Obaj przodkowie są pochowani na warszawskich Powązkach.
„Pomysł na projektowanie własnych mebli pojawił się jako sposób na utrwalenie mojego nazwiska i przeniesienie historii mojej rodziny w bardziej bezpośredni sposób. Budynki czy miasta mają mniej personalnych interakcji z człowiekiem niż meble, które nas otaczają we własnym domu” - dodaje M. Boretti.

To z mebli się korzysta – ich dotyk, zapach, ciepło wpływają na nas w bezpośredni sposób. Na nich się siedzi, je i odpoczywa. Gdy w jednym z wywiadów z czasów przed transformacją ustrojową dla Telewizji Polskiej prowadzący zapytał Marka Boretti: „Dlaczego pan, panie obywatelu Boretti, nie robi na przykład brylantyny do włosów we Włoszech z takim nazwiskiem, tylko zajmuje się pan kulturą”?
Mark z uśmiechem odpowiedział: „Niech pan zapyta pana Aleksandra Forda, dlaczego robi filmy w Polsce, a nie samochody w Stanach Zjednoczonych.”

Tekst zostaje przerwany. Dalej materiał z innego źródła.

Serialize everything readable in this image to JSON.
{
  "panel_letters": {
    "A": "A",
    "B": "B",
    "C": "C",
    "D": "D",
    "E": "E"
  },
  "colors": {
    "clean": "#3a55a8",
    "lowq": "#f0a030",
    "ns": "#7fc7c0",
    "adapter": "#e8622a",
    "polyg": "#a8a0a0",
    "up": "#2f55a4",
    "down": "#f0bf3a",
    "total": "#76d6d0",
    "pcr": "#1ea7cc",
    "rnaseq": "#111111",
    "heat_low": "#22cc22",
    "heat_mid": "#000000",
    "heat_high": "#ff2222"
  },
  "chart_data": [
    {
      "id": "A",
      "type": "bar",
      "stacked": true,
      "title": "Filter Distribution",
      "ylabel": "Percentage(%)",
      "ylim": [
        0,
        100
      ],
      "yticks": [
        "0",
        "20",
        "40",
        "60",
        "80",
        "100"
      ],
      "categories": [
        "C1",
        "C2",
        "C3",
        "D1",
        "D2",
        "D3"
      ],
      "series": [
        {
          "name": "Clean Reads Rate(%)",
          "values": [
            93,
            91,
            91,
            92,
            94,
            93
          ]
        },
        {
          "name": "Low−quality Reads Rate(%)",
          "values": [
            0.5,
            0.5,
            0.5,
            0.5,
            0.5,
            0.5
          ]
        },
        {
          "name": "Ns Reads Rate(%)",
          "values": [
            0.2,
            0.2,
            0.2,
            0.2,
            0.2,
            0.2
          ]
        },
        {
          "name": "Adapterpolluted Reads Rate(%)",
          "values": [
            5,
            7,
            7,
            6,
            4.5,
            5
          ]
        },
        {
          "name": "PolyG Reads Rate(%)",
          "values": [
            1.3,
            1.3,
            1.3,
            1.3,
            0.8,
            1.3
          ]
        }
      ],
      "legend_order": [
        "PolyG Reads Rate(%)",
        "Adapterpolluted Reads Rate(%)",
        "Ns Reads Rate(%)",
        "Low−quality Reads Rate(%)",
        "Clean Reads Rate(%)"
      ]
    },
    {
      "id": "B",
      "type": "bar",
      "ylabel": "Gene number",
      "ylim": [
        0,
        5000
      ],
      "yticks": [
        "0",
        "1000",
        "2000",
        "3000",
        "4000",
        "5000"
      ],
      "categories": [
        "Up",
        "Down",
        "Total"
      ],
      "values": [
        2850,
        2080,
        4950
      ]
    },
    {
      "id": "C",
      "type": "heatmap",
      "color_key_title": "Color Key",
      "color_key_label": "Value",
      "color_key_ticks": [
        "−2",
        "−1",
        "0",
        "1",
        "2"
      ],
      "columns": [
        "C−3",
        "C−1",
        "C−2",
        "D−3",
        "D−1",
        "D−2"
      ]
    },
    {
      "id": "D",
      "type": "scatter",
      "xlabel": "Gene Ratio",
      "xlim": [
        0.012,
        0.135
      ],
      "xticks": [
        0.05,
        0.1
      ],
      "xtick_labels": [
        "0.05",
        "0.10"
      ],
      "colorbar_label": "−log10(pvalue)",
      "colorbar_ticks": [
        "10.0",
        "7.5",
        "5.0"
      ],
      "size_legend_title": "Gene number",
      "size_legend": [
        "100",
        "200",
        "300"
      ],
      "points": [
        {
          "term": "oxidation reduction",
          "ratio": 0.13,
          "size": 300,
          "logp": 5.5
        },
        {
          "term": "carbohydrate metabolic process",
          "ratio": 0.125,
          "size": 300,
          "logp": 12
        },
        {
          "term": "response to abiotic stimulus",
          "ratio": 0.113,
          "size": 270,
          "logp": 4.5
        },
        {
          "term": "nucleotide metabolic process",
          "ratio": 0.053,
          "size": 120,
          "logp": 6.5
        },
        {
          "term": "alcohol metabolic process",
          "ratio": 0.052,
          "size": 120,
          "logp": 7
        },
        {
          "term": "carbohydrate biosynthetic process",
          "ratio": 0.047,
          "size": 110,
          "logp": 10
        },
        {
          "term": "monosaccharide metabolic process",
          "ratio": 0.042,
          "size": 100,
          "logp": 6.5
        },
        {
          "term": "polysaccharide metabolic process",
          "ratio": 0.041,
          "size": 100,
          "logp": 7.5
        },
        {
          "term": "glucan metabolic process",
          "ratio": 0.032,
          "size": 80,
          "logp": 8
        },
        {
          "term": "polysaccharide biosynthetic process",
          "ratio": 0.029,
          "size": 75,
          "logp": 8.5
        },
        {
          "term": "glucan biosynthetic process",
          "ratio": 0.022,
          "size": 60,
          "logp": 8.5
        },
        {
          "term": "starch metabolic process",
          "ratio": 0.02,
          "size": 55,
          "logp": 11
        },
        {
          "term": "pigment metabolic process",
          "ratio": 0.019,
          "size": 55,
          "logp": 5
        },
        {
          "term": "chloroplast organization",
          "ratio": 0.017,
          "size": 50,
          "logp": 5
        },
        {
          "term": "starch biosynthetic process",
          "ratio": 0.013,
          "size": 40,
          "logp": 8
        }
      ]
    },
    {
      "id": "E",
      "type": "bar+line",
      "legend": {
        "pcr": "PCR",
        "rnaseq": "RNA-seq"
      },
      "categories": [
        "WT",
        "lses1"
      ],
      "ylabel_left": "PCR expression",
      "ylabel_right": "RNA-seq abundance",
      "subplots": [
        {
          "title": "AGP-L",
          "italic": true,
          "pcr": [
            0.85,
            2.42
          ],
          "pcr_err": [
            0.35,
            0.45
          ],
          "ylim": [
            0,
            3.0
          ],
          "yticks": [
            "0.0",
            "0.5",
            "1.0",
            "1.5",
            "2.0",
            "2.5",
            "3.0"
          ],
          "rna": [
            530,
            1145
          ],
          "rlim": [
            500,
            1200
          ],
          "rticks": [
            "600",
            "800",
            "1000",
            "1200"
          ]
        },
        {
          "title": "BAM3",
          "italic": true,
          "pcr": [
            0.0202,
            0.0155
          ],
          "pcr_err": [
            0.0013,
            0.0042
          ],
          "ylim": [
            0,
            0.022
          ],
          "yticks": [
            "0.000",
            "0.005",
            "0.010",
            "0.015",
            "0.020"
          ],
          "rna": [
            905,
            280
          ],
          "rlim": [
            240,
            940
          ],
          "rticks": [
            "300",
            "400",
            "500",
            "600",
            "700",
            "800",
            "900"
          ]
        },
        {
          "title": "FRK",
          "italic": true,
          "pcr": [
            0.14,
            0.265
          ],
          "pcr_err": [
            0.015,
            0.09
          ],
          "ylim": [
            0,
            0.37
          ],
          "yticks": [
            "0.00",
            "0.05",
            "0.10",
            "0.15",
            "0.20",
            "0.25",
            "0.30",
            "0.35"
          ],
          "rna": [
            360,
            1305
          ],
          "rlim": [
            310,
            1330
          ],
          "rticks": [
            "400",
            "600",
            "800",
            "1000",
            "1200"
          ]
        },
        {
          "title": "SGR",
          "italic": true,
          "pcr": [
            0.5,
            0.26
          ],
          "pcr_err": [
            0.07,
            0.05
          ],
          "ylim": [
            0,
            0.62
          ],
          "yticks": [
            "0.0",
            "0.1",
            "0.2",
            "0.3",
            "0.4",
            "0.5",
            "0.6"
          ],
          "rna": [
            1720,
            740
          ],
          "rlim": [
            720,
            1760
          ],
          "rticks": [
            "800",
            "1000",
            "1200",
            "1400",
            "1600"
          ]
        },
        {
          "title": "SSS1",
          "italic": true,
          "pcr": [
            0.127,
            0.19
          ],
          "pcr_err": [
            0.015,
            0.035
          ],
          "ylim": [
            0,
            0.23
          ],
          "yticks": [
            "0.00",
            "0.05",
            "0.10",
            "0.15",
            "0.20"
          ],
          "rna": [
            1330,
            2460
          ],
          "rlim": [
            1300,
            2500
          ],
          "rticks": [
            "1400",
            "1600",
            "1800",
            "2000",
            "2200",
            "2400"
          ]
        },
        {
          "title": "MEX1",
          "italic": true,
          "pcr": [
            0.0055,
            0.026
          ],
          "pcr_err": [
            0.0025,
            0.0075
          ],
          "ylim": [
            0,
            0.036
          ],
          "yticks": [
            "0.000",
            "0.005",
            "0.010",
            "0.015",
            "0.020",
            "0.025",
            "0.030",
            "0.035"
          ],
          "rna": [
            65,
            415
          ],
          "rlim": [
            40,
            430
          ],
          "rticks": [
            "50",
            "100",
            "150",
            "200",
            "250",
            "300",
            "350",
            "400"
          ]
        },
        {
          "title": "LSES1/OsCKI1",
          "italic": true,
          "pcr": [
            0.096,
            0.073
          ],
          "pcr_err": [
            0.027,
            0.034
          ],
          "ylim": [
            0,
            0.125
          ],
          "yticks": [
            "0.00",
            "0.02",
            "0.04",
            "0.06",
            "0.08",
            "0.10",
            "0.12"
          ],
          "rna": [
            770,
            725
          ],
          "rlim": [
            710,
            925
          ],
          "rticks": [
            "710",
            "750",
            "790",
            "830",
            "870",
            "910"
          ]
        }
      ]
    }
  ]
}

Ta rozmowa była impulsem do narodzin marzenia o stworzeniu własnej linii produktów, które będą trwałe, ponadczasowe, oporne na mody i nawiązujące bardzo bezpośredni kontakt z odbiorcą. A meble to obiekty z którymi mamy najbliższy kontakt w przestrzeni.
Mark Boretti nie lubi rzeczy, które są jedynie trendem, które są krótkotrwałe. Pierwsza i podstawowa wartość to trwałość – coś, co przetrwa próbę czasu i oprze się zmieniającym modom. Jeśli coś funkcjonuje przez dwa miesiące czy rok, to za 10 lat ludzie powiedzą: „Ach, to było modne wtedy.” Marka Boretti Timeless Heritage jest zaprzeczeniem takiego podejścia. Oferuje meble ponadczasowe, które dziś, 100 lat temu i za kolejne 100 lat będą wzbudzać zachwyt, szacunek i podziw.
W myśl zasady, że nasze dziedzictwo to nie tylko to, co nam przekazano, ale również to, co z tym zrobimy, Mark Boretti udowadnia, że choć możemy w życiu wybierać różne drogi zawodowe, to jeśli znamy i ufamy naszej tożsamości, będziemy zmierzać w dobrym kierunku.